The high-level tools could sync the SW clock with the HW clock if this
behavior is required, keeping the QEMU stop/cont and stop/migrate/cont
consistent.

> > ---
> >  hw/ppc/ppc.c | 24 ------------------------
> >  1 file changed, 24 deletions(-)
> > 
> > diff --git a/hw/ppc/ppc.c b/hw/ppc/ppc.c
> > index ad20584f26..3fb50cbeee 100644
> > --- a/hw/ppc/ppc.c
> > +++ b/hw/ppc/ppc.c
> > @@ -1056,35 +1056,11 @@ void cpu_ppc_clock_vm_state_change(void *opaque, 
> > int running,
> >      }
> >  }
> >  
> > -/*
> > - * When migrating, read the clock just before migration,
> > - * so that the guest clock counts during the events
> > - * between:
> > - *
> > - *  * vm_stop()
> > - *  *
> > - *  * pre_save()
> > - *
> > - *  This reduces clock difference on migration from 5s
> > - *  to 0.1s (when max_downtime == 5s), because sending the
> > - *  final pages of memory (which happens between vm_stop()

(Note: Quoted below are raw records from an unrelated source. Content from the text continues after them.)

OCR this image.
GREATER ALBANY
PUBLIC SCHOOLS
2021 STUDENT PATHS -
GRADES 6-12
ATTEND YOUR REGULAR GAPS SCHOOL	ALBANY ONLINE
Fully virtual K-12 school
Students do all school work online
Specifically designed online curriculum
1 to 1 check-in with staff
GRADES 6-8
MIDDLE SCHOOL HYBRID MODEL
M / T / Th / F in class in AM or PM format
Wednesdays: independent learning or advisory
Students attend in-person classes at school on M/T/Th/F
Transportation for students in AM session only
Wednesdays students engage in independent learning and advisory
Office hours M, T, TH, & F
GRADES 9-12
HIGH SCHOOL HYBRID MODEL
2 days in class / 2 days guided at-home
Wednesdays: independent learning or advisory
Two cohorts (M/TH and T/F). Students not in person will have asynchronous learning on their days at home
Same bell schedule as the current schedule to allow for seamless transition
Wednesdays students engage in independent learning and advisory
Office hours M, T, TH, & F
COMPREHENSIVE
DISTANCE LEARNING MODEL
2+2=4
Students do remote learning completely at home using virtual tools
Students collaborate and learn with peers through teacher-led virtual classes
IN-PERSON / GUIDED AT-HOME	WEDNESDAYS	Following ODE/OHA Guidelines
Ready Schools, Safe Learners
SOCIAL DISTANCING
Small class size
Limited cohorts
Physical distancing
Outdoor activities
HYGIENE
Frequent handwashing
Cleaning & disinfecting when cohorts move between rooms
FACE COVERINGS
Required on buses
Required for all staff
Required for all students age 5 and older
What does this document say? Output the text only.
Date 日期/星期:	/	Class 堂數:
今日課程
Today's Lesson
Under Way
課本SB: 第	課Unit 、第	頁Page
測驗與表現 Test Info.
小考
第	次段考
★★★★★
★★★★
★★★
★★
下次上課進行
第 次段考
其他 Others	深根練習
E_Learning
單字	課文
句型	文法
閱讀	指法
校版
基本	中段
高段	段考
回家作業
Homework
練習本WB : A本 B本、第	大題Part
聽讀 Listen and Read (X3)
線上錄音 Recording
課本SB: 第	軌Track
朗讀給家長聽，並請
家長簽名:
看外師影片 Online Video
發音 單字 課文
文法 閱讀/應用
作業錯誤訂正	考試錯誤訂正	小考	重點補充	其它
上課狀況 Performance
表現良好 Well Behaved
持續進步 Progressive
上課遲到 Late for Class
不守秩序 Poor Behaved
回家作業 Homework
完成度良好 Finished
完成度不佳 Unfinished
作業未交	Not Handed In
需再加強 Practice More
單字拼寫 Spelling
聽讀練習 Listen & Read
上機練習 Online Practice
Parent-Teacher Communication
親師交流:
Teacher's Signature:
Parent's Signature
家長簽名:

> > - *  and pre_save()) takes max_downtime.
> 
> Urgh.. this comment is confusing - 5s would be a ludicrously long
> max_downtime by modern standards.
> 
> > - */
> > -static int timebase_pre_save(void *opaque)
> > -{
> > -    PPCTimebase *tb = opaque;
> > -
> > -    timebase_save(tb);
> > -
> > -    return 0;
> > -}
> > -
> >  const VMStateDescription vmstate_ppc_timebase = {
> >      .name = "timebase",
> >      .version_id = 1,
> >      .minimum_version_id = 1,
> >      .minimum_version_id_old = 1,
> > -    .pre_save = timebase_pre_save,
> >      .fields      = (VMStateField []) {
> >          VMSTATE_UINT64(guest_timebase, PPCTimebase),
> >          VMSTATE_INT64(time_of_the_day_ns, PPCTimebase),
> 
> -- 
> David Gibson                  | I'll have my music baroque, and my code
> david AT gibson.dropbear.id.au        | minimalist, thank you.  NOT _the_ 
> _other_
>                               | _way_ _around_!